De la «Divina comedia», El Infierno.

Razón tienen los que piensan que el último viaje papal ha sido de éxito, habiendo así resultado por el buen trabajo, en la pública escena y en las ocultas bambalinas, del Gobierno británico, la Sante Sede y los obispos locales, que se emplearon a fondo para rebajar el alboroto de muchos contestatarios. La diplomacia vaticana brilló con excelencia como en tiempos pasados, ahora que el Vaticano, conservando todavía poderes importantes, perdió ya uno y esencial: el de controlar lo que se escribe en los medios de comunicación y lo que se dice en las televisiones de cobertura mundial, unas occidentales y otras orientales o árabes; éstas, como Al Jazeera, cada vez más influyentes.

El viaje fue de mucha valentía, y es que, en algunas cuestiones -sólo en algunas- Benedicto XVI es muy valiente, casi temerario. En general, los que acceden al Trono de Pedro ancianos suelen ser mas arrojados que los que acceden más «jóvenes»: Juan XXIII fue más valiente que Pío XII, que se pasó el Pontificado dando y recibiendo sustos, siendo natural que muriera de lo que murió: de un ataque de hipo, y Juan XXIII fue más valeroso que Pablo VI, que murió de lo mismo de lo que vivió: de la duda. Benedicto XVI, en lo de los viajes, es más atrevido que Juan Pablo II, que siempre viajó muy de seguro, con el arzobispo Marcinkus (el de lo del Ambrosiano y del «suicidado» Calvi) de jefe de seguridad. El Papa actual, en lo de los viajes, es incluso más antijesuítico que el anterior, lo que parece imposible, pues si el sabio San Ignacio de Loyola recomendaba no hacer mudanzas en tiempos de turbulencias, mi bendito y Benedicto -incluso querido, más por fe que por razón- a la mínima turbulencia, ¡zas!, organiza una mudanza, con resultado de catástrofe.

Horas antes del viaje la prensa británica y las televisiones mundiales jalearon, con comentarios, entrevistas y debates, la publicación del libro «The case of de Pope (Responsabilidad del Vaticano por abuso de derechos humanos)» del conocido jurista y azote del Derecho Canónico llamado Geoffrey Robertson. Si bien, por exagerada (que es pecado jurídico), la tesis central del libro no es compartible, esto es, que al Papa se le juzgue en un tribunal internacional por delitos contra la humanidad por su responsabilidad en el asunto de los abusos sexuales del clero y en otros asuntos, sí hay aspectos del libro sobre los que es posible una proximidad, lo que ocurre, por ejemplo, al criticar que la visita papal a Gran Bretaña tuviera lugar, no en cuanto jefe religioso sino en cuanto jefe del Estado (el de la Ciudad del Vaticano).

La elección que puede hacer el Papa para sus viajes es ciertamente sorprendente. Poder viajar a Oriente Medio, tal como hizo el año pasado, en calidad de peregrino y así no pronunciarse en Israel sobre el bombardeo a los palestinos de Gaza, al parecer por ser tema de política, no de peregrinación, y poder viajar, ahora, a la Gran Bretaña en calidad de jefe de Estado para evitar, por la inmunidad diplomática, que un juez inglés, con peluquín o pelucón, fuere tentado a encerrarlo en una comisaría (en la Judicatura como en el arte de las modistas, lo que vale para un roto vale para un descosido), tanto, tanto poder o tanta libertad de elección, ser uno u otro, suenan a tongo, ganga o chollo.

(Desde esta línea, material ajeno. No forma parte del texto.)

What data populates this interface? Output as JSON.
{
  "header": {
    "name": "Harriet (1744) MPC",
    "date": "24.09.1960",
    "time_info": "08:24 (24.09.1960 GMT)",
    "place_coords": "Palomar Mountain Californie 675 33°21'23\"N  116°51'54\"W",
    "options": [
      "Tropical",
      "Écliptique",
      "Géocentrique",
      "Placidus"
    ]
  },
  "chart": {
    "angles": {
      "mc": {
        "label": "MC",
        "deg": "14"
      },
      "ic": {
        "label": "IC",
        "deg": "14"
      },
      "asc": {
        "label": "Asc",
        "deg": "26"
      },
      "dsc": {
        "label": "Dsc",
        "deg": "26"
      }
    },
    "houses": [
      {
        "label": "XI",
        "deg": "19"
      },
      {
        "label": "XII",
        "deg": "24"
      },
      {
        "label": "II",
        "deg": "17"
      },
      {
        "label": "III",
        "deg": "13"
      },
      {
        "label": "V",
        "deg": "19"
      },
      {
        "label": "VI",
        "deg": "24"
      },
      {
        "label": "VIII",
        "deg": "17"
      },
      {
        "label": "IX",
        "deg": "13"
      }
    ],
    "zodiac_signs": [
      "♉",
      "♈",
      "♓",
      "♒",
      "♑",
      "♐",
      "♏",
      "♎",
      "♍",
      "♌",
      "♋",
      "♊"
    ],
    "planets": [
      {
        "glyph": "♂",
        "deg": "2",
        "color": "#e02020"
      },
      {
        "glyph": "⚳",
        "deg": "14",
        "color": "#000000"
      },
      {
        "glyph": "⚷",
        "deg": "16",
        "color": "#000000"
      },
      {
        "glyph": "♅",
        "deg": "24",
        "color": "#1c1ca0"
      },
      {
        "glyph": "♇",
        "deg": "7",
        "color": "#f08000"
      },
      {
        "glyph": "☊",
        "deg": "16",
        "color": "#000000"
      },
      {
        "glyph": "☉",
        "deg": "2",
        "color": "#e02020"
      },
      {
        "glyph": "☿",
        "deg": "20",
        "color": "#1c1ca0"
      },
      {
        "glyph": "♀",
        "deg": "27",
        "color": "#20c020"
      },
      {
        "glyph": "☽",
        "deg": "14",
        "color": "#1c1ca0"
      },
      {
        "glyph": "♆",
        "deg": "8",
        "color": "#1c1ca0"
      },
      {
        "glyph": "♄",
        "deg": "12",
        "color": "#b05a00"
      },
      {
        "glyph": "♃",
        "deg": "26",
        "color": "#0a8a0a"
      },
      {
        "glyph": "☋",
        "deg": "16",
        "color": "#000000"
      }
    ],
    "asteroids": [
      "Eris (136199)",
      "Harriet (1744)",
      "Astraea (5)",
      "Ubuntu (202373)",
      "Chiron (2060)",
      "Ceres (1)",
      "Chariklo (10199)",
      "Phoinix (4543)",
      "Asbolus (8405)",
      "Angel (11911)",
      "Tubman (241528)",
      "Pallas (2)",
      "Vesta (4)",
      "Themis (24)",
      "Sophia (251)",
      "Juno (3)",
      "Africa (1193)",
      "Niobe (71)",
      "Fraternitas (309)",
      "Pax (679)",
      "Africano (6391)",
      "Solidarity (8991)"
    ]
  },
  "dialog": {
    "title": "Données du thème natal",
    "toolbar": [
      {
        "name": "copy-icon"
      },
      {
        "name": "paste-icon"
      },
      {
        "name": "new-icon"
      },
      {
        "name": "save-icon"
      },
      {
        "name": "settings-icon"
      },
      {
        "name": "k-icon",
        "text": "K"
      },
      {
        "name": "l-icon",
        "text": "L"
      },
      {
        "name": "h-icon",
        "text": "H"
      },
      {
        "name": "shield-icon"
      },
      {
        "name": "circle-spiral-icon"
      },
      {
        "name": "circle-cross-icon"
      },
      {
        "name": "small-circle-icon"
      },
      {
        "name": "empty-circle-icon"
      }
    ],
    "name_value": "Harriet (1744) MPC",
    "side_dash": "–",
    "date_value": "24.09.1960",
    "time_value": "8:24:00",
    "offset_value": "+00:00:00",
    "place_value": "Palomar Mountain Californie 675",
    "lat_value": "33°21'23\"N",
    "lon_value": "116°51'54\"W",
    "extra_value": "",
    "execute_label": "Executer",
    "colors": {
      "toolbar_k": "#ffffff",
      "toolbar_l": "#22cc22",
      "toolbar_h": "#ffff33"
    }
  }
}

Más aún: es sorprendente que, con una predicación de Cristo, según los Evangelios, muy apolítica, sus vicarios en la Tierra sean jefes de Estado, haciendo trizas el mandato evangélico y dual de «Dad al César lo que es del César y a Dios lo que es de Dios».Y todo por culpa de una historia eclesiástica de inmenso afán de poder, que empezó con los Papas Gelasio I, Gregorio Magno y sucesores, y ello hasta hoy. Ni en el judaísmo ni en el Islam hay nada parecido a la estructura jurídica de la Santa Sede ahorrándose escándalos y muchos dineros. Que no se argumente que es sólo simbólico por aquellos que tanta importancia dan a los símbolos o imágenes en sus iglesias, que hasta rinden culto.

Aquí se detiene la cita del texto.